# Live Center Recomendation



## Que (Oct 31, 2012)

Looking for a quality live center for my G0602. I need the dia of the body to be smaller than the norm. Also like for the center to be of a narrow design also. Thanks for any help/suggestions.


----------



## 7HC (Oct 31, 2012)

Que said:


> Looking for a quality live center for my G0602. I need the dia of the body to be smaller than the norm. Also like for the center to be of a narrow design also. Thanks for any help/suggestions.

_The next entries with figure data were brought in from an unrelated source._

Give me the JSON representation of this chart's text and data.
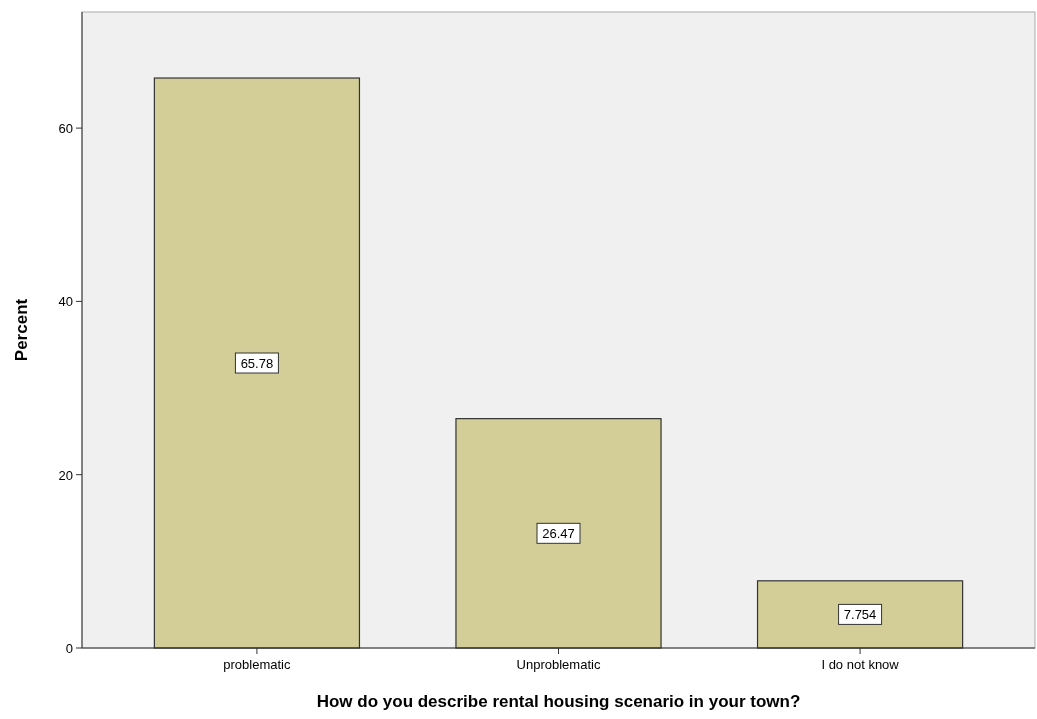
{
  "chart_data": {
    "type": "bar",
    "xlabel": "How do you describe rental housing scenario in your town?",
    "ylabel": "Percent",
    "categories": [
      "problematic",
      "Unproblematic",
      "I do not know"
    ],
    "values": [
      65.78,
      26.47,
      7.754
    ],
    "color": "#d3ce97",
    "ylim": [
      0,
      73.4
    ],
    "yticks": [
      0,
      20,
      40,
      60
    ],
    "grid": false,
    "data_labels": true
  }
}
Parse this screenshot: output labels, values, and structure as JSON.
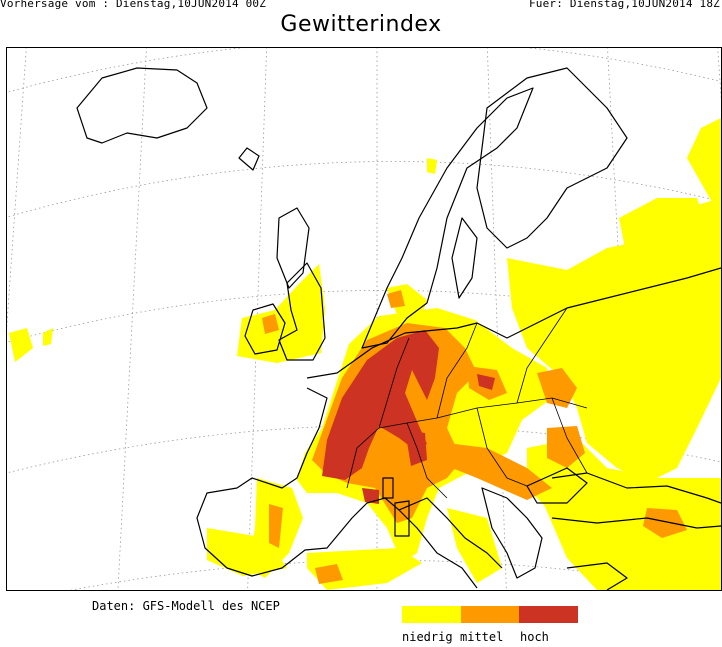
{
  "header": {
    "forecast_from": "Vorhersage vom : Dienstag,10JUN2014 00Z",
    "valid_for": "Fuer: Dienstag,10JUN2014 18Z"
  },
  "title": "Gewitterindex",
  "source": "Daten: GFS-Modell des NCEP",
  "legend": [
    {
      "label": "niedrig",
      "color": "#ffff00"
    },
    {
      "label": "mittel",
      "color": "#ff9900"
    },
    {
      "label": "hoch",
      "color": "#cc3322"
    }
  ],
  "colors": {
    "coastline": "#000000",
    "graticule": "#999999",
    "background": "#ffffff"
  }
}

What taper?  LMS has a small MT2 one.


M


----------



## Que (Oct 31, 2012)

7HC said:


> What taper?  LMS has a small MT2 one.
> 
> 
> M



Sorry about that; yes its a MT2


----------



## 7HC (Oct 31, 2012)

Que said:


> Sorry about that; yes its a MT2



Ok, here's the one I was thinking of, it's short, narrow, and inexpensive: http://littlemachineshop.com/products/product_view.php?ProductID=1189&category=

Hope that helps.


M


----------



## Que (Oct 31, 2012)

I would like to find one with a much slimmer body if possible. Almost like a dead center in its shape.


----------



## 7HC (Oct 31, 2012)

Que said:


> I would like to find one with a much slimmer body if possible. Almost like a dead center in its shape.



Would a 1" diameter head be too large?


M


----------



## Que (Oct 31, 2012)

7HC said:


> Would a 1" diameter head be too large?
> 
> 
> M



Not at all. Sounds like that'd be the ticket. Where can that be found?


----------



## 7HC (Oct 31, 2012)

Que said:


> Not at all. Sounds like that'd be the ticket. Where can that be found?




Here at Grizzly:http://www.grizzly.com/products/Live-Center-MT1/H3407

It's on a MT1 though, so youd need a MT2-MT1 adaptor.


M


----------



## Que (Nov 1, 2012)

Wasn't thinking straight when I posted this. The lathe uses a MT3. Sorry about that.


----------



## 7HC (Nov 1, 2012)

Que said:


> Wasn't thinking straight when I posted this. The lathe uses a MT3. Sorry about that.



If the live center suits what you need you can still adapt it from MT1 to MT3.


M


----------